Key–value database
A key-value database, or key-value store, is a data storage paradigm designed for storing, retrieving, and managing associative arrays, a data structure more commonly known today as a dictionary or hash table. Dictionaries contain a collection of objects, or records, which in turn have many different fields within them, each containing data. These records are stored and retrieved using a key that uniquely identifies the record, and is used to find the data within the database.
Key-value databases work in a very different fashion from the better known relational databases (RDB). RDBs pre-define the data structure in the database as a series of tables containing fields with well defined data types. Exposing the data types to the database program allows it to apply a number of optimizations.
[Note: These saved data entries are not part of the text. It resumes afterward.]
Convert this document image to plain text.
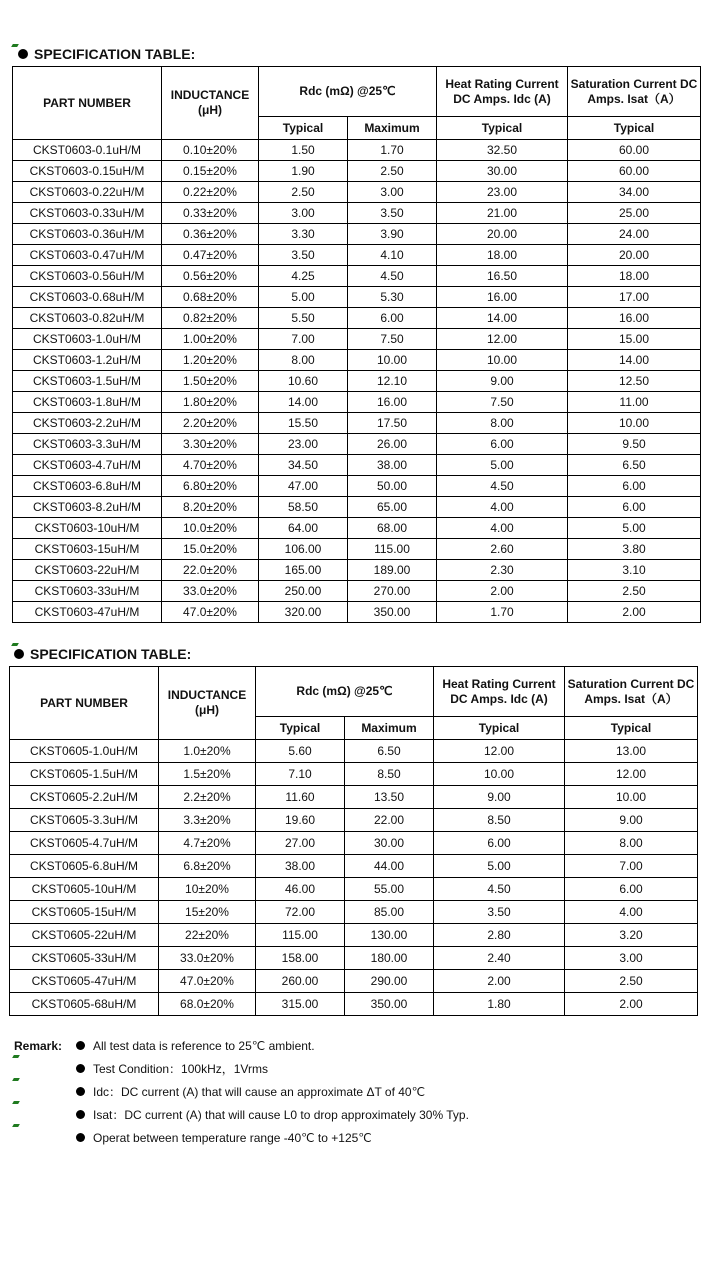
SPECIFICATION TABLE:
PART NUMBER	INDUCTANCE (μH)	Rdc (mΩ) @25℃		Heat Rating Current DC Amps. Idc (A)	Saturation Current DC Amps. Isat（A）
		Typical	Maximum	Typical	Typical
CKST0603-0.1uH/M	0.10±20%	1.50	1.70	32.50	60.00
CKST0603-0.15uH/M	0.15±20%	1.90	2.50	30.00	60.00
CKST0603-0.22uH/M	0.22±20%	2.50	3.00	23.00	34.00
CKST0603-0.33uH/M	0.33±20%	3.00	3.50	21.00	25.00
CKST0603-0.36uH/M	0.36±20%	3.30	3.90	20.00	24.00
CKST0603-0.47uH/M	0.47±20%	3.50	4.10	18.00	20.00
CKST0603-0.56uH/M	0.56±20%	4.25	4.50	16.50	18.00
CKST0603-0.68uH/M	0.68±20%	5.00	5.30	16.00	17.00
CKST0603-0.82uH/M	0.82±20%	5.50	6.00	14.00	16.00
CKST0603-1.0uH/M	1.00±20%	7.00	7.50	12.00	15.00
CKST0603-1.2uH/M	1.20±20%	8.00	10.00	10.00	14.00
CKST0603-1.5uH/M	1.50±20%	10.60	12.10	9.00	12.50
CKST0603-1.8uH/M	1.80±20%	14.00	16.00	7.50	11.00
CKST0603-2.2uH/M	2.20±20%	15.50	17.50	8.00	10.00
CKST0603-3.3uH/M	3.30±20%	23.00	26.00	6.00	9.50
CKST0603-4.7uH/M	4.70±20%	34.50	38.00	5.00	6.50
CKST0603-6.8uH/M	6.80±20%	47.00	50.00	4.50	6.00
CKST0603-8.2uH/M	8.20±20%	58.50	65.00	4.00	6.00
CKST0603-10uH/M	10.0±20%	64.00	68.00	4.00	5.00
CKST0603-15uH/M	15.0±20%	106.00	115.00	2.60	3.80
CKST0603-22uH/M	22.0±20%	165.00	189.00	2.30	3.10
CKST0603-33uH/M	33.0±20%	250.00	270.00	2.00	2.50
CKST0603-47uH/M	47.0±20%	320.00	350.00	1.70	2.00
SPECIFICATION TABLE:
PART NUMBER	INDUCTANCE (μH)	Rdc (mΩ) @25℃		Heat Rating Current DC Amps. Idc (A)	Saturation Current DC Amps. Isat（A）
		Typical	Maximum	Typical	Typical
CKST0605-1.0uH/M	1.0±20%	5.60	6.50	12.00	13.00
CKST0605-1.5uH/M	1.5±20%	7.10	8.50	10.00	12.00
CKST0605-2.2uH/M	2.2±20%	11.60	13.50	9.00	10.00
CKST0605-3.3uH/M	3.3±20%	19.60	22.00	8.50	9.00
CKST0605-4.7uH/M	4.7±20%	27.00	30.00	6.00	8.00
CKST0605-6.8uH/M	6.8±20%	38.00	44.00	5.00	7.00
CKST0605-10uH/M	10±20%	46.00	55.00	4.50	6.00
CKST0605-15uH/M	15±20%	72.00	85.00	3.50	4.00
CKST0605-22uH/M	22±20%	115.00	130.00	2.80	3.20
CKST0605-33uH/M	33.0±20%	158.00	180.00	2.40	3.00
CKST0605-47uH/M	47.0±20%	260.00	290.00	2.00	2.50
CKST0605-68uH/M	68.0±20%	315.00	350.00	1.80	2.00
Remark:	All test data is reference to 25℃ ambient.
Test Condition：100kHz，1Vrms
Idc：DC current (A) that will cause an approximate ΔT of 40℃
Isat：DC current (A) that will cause L0 to drop approximately 30% Typ.
Operat between temperature range -40℃ to +125℃
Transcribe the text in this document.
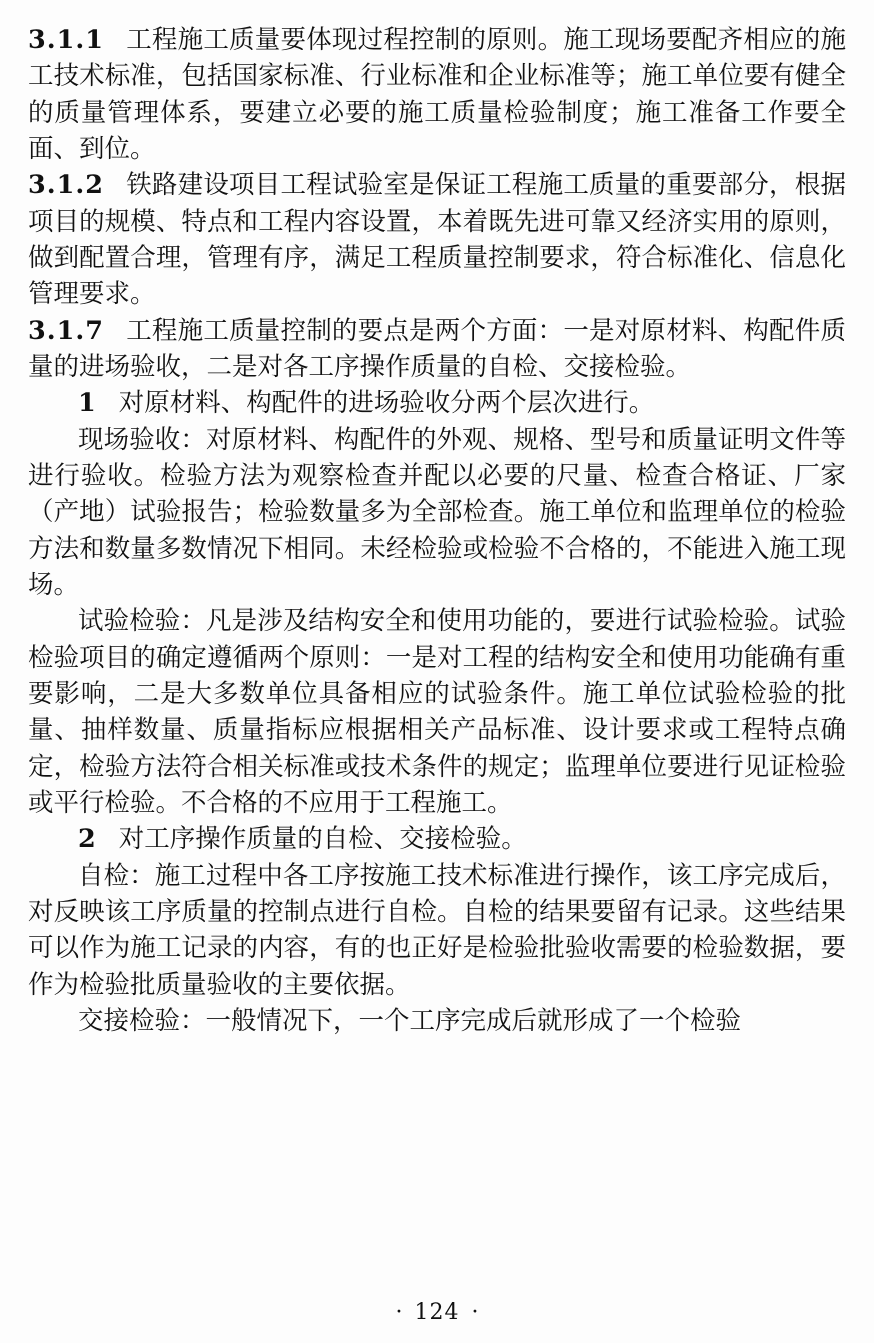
3.1.1 工程施工质量要体现过程控制的原则。施工现场要配齐相应的施工技术标准，包括国家标准、行业标准和企业标准等；施工单位要有健全的质量管理体系，要建立必要的施工质量检验制度；施工准备工作要全面、到位。

3.1.2 铁路建设项目工程试验室是保证工程施工质量的重要部分，根据项目的规模、特点和工程内容设置，本着既先进可靠又经济实用的原则，做到配置合理，管理有序，满足工程质量控制要求，符合标准化、信息化管理要求。

3.1.7 工程施工质量控制的要点是两个方面：一是对原材料、构配件质量的进场验收，二是对各工序操作质量的自检、交接检验。

1 对原材料、构配件的进场验收分两个层次进行。

现场验收：对原材料、构配件的外观、规格、型号和质量证明文件等进行验收。检验方法为观察检查并配以必要的尺量、检查合格证、厂家（产地）试验报告；检验数量多为全部检查。施工单位和监理单位的检验方法和数量多数情况下相同。未经检验或检验不合格的，不能进入施工现场。

试验检验：凡是涉及结构安全和使用功能的，要进行试验检验。试验检验项目的确定遵循两个原则：一是对工程的结构安全和使用功能确有重要影响，二是大多数单位具备相应的试验条件。施工单位试验检验的批量、抽样数量、质量指标应根据相关产品标准、设计要求或工程特点确定，检验方法符合相关标准或技术条件的规定；监理单位要进行见证检验或平行检验。不合格的不应用于工程施工。

2 对工序操作质量的自检、交接检验。

自检：施工过程中各工序按施工技术标准进行操作，该工序完成后，对反映该工序质量的控制点进行自检。自检的结果要留有记录。这些结果可以作为施工记录的内容，有的也正好是检验批验收需要的检验数据，要作为检验批质量验收的主要依据。

交接检验：一般情况下，一个工序完成后就形成了一个检验

· 124 ·
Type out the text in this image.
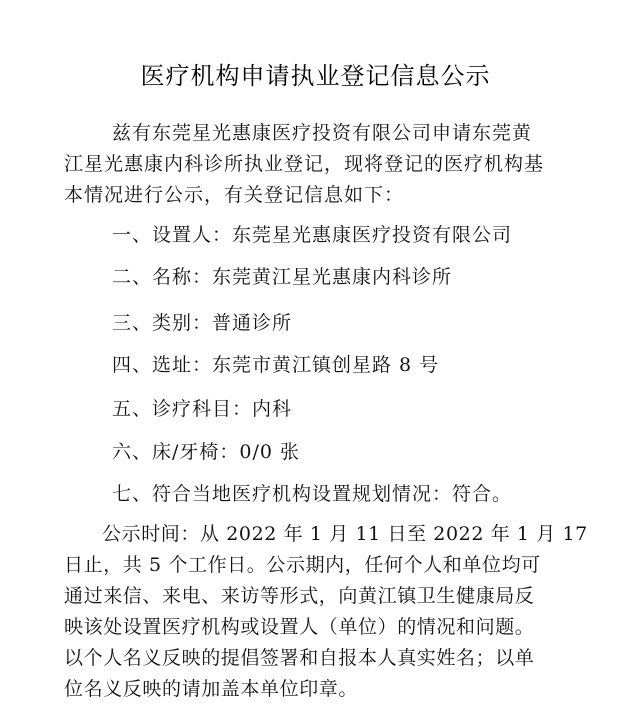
医疗机构申请执业登记信息公示

兹有东莞星光惠康医疗投资有限公司申请东莞黄
江星光惠康内科诊所执业登记，现将登记的医疗机构基
本情况进行公示，有关登记信息如下：

一、设置人：东莞星光惠康医疗投资有限公司

二、名称：东莞黄江星光惠康内科诊所

三、类别：普通诊所

四、选址：东莞市黄江镇创星路 8 号

五、诊疗科目：内科

六、床/牙椅：0/0 张

七、符合当地医疗机构设置规划情况：符合。

公示时间：从 2022 年 1 月 11 日至 2022 年 1 月 17
日止，共 5 个工作日。公示期内，任何个人和单位均可
通过来信、来电、来访等形式，向黄江镇卫生健康局反
映该处设置医疗机构或设置人（单位）的情况和问题。
以个人名义反映的提倡签署和自报本人真实姓名；以单
位名义反映的请加盖本单位印章。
In contrast, key-value systems treat the data as a single opaque collection, which may have different fields for every record. This offers considerable flexibility and more closely follows modern concepts like object-oriented programming. Unlike most RDBs, in key-value databases optional values are not represented by placeholders or input parameters and as a result key-value databases use far less memory to store the same data. This can lead to large performance gains in certain types of workloads.
Performance, a lack of standardization and other issues have limited key-value systems to niche uses for many years, but the rapid move to cloud computing after 2010 has led to a renaissance as part of the broader NoSQL movement. Some graph databases, such as ArangoDB, are also key–value databases internally, adding the concept of the relationships (pointers) between records as a first class data type.